- Publisher: Grandstand
- Platform: Handheld
- Release: NA: 1981;
- Genre: Maze

= Mini-Munchman =

1981 handheld electronic game

Mini-MunchMan is an LCD handheld electronic game that was released in 1981 in the UK by the manufacturer Grandstand. The game is a rebadged version of the Pac-Man clone Epoch-Man from Epoch.

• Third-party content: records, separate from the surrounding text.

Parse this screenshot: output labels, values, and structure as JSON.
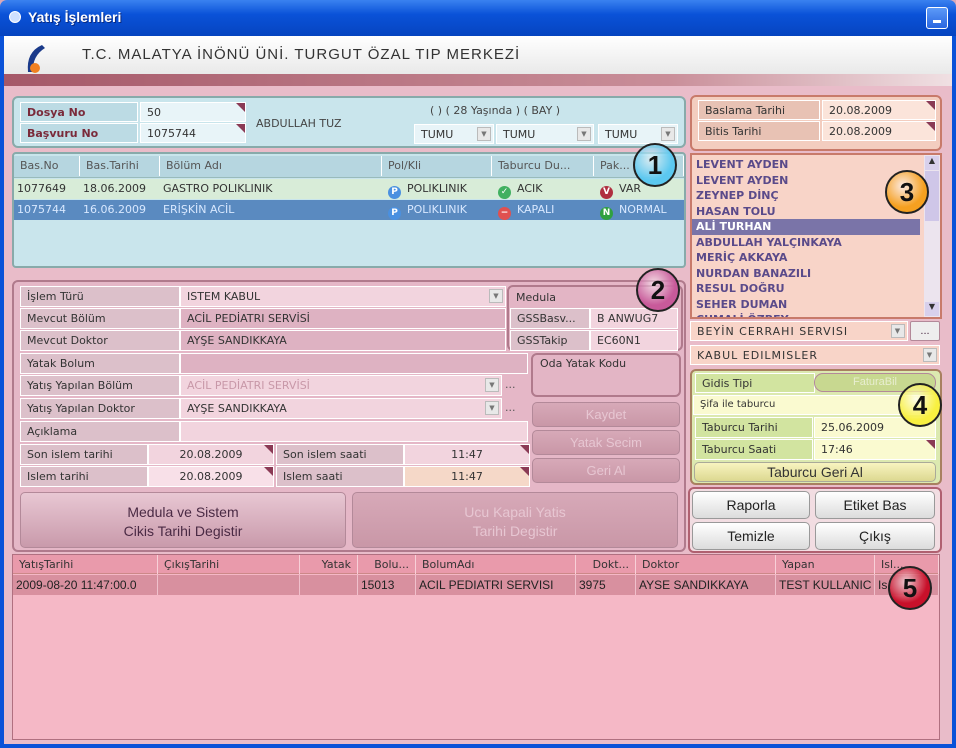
{
  "window": {
    "title": "Yatış İşlemleri"
  },
  "header": {
    "org": "T.C. MALATYA İNÖNÜ ÜNİ. TURGUT ÖZAL TIP MERKEZİ"
  },
  "patient": {
    "dosya_label": "Dosya No",
    "dosya_value": "50",
    "basvuru_label": "Başvuru No",
    "basvuru_value": "1075744",
    "name": "ABDULLAH TUZ",
    "info": "(  ) ( 28 Yaşında ) ( BAY )",
    "filters": [
      "TUMU",
      "TUMU",
      "TUMU"
    ]
  },
  "basvuru_grid": {
    "columns": [
      "Bas.No",
      "Bas.Tarihi",
      "Bölüm Adı",
      "Pol/Kli",
      "Taburcu Du...",
      "Pak..."
    ],
    "rows": [
      {
        "no": "1077649",
        "tarih": "18.06.2009",
        "bolum": "GASTRO POLIKLINIK",
        "pol": "POLIKLINIK",
        "taburcu": "ACIK",
        "pak": "VAR",
        "selected": false
      },
      {
        "no": "1075744",
        "tarih": "16.06.2009",
        "bolum": "ERİŞKİN ACİL",
        "pol": "POLIKLINIK",
        "taburcu": "KAPALI",
        "pak": "NORMAL",
        "selected": true
      }
    ]
  },
  "form": {
    "islem_turu_label": "İşlem Türü",
    "islem_turu": "ISTEM KABUL",
    "mevcut_bolum_label": "Mevcut Bölüm",
    "mevcut_bolum": "ACİL PEDİATRI SERVİSİ",
    "mevcut_doktor_label": "Mevcut Doktor",
    "mevcut_doktor": "AYŞE SANDIKKAYA",
    "yatak_bolum_label": "Yatak Bolum",
    "yatak_bolum": "",
    "yatis_bolum_label": "Yatış Yapılan Bölüm",
    "yatis_bolum": "ACİL PEDİATRI SERVİSİ",
    "yatis_doktor_label": "Yatış Yapılan Doktor",
    "yatis_doktor": "AYŞE SANDIKKAYA",
    "aciklama_label": "Açıklama",
    "aciklama": "",
    "son_islem_tarihi_label": "Son islem tarihi",
    "son_islem_tarihi": "20.08.2009",
    "son_islem_saati_label": "Son islem saati",
    "son_islem_saati": "11:47",
    "islem_tarihi_label": "Islem tarihi",
    "islem_tarihi": "20.08.2009",
    "islem_saati_label": "Islem saati",
    "islem_saati": "11:47",
    "dots": "...",
    "medula_label": "Medula",
    "gssbasv_label": "GSSBasv...",
    "gssbasv": "B ANWUG7",
    "gsstakip_label": "GSSTakip",
    "gsstakip": "EC60N1",
    "oda_yatak_label": "Oda Yatak Kodu",
    "oda_yatak": "",
    "kaydet": "Kaydet",
    "yatak_secim": "Yatak Secim",
    "geri_al": "Geri Al",
    "medula_btn_1": "Medula ve Sistem",
    "medula_btn_2": "Cikis Tarihi Degistir",
    "ucu_btn_1": "Ucu Kapali Yatis",
    "ucu_btn_2": "Tarihi Degistir"
  },
  "dates": {
    "baslama_label": "Baslama Tarihi",
    "baslama": "20.08.2009",
    "bitis_label": "Bitis Tarihi",
    "bitis": "20.08.2009"
  },
  "doctors": {
    "items": [
      "LEVENT AYDEN",
      "LEVENT AYDEN",
      "ZEYNEP DİNÇ",
      "HASAN TOLU",
      "ALİ TURHAN",
      "ABDULLAH YALÇINKAYA",
      "MERİÇ AKKAYA",
      "NURDAN BANAZILI",
      "RESUL DOĞRU",
      "SEHER DUMAN",
      "CUMALİ ÖZBEY"
    ],
    "selected": 4
  },
  "servis": {
    "value": "BEYİN CERRAHI SERVISI",
    "dots": "...",
    "filter": "KABUL EDILMISLER"
  },
  "taburcu": {
    "gidis_label": "Gidis Tipi",
    "fatura_btn": "FaturaBil",
    "gidis": "Şifa ile taburcu",
    "tarih_label": "Taburcu Tarihi",
    "tarih": "25.06.2009",
    "saat_label": "Taburcu Saati",
    "saat": "17:46",
    "geri_al": "Taburcu Geri Al"
  },
  "actions": {
    "raporla": "Raporla",
    "etiket": "Etiket Bas",
    "temizle": "Temizle",
    "cikis": "Çıkış"
  },
  "yatis_grid": {
    "columns": [
      "YatışTarihi",
      "ÇıkışTarihi",
      "Yatak",
      "Bolu...",
      "BolumAdı",
      "Dokt...",
      "Doktor",
      "Yapan",
      "Isl..."
    ],
    "rows": [
      [
        "2009-08-20 11:47:00.0",
        "",
        "",
        "15013",
        "ACIL PEDIATRI SERVISI",
        "3975",
        "AYSE SANDIKKAYA",
        "TEST KULLANIC",
        "Is"
      ]
    ]
  },
  "badges": [
    "1",
    "2",
    "3",
    "4",
    "5"
  ],
  "colors": {
    "badge1": "#5bc8f0",
    "badge2": "#c85a9a",
    "badge3": "#f5a020",
    "badge4": "#f8f040",
    "badge5": "#c8102a",
    "titlebar": "#0a52d8"
  }
}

In some markets, such as Australia, the game was badged "Mini-Arcade".

==Overview==
Capitalising on the then-contemporary success of Namcos Pac-Man, the game was released in the same year as Grandstand's larger Munchman game and in the same yellow colour scheme (Conversely, Epoch Man is white). Mini-Munchman, however, is a pocket-sized device that includes additional features, such as a real-time clock, alarm, and stopwatch. The manufacturer later spawned a larger LCD version with greater screen area called Pocket Pac-Man.

==Hardware==
The game uses a low consumption LCD-based screen, allowing for a small form factor design incorporating alkaline button power cells. The game requires two LR-44 or equivalent cells. In-game objects are displayed on fixed, immovable LCD elements. The main score display, which doubles up as a date/time and stopwatch display, consists of a three-and-a-half-digit display and an extra small digit for tenths of a second, or lives remaining.

==Gameplay==

The object of the game is to move the character around a maze, eat all the fruit, and avoid contact with ghosts. There are two humpback bridges containing fruit items over and underneath the bridge. Each successive level is faster, increasing difficulty. Each level has a fixed route the player can follow to ensure completion without losing a life. The game tracks the player's score, with a maximum possible score of 1,999. Once this has been exceeded, the score will display as HHH.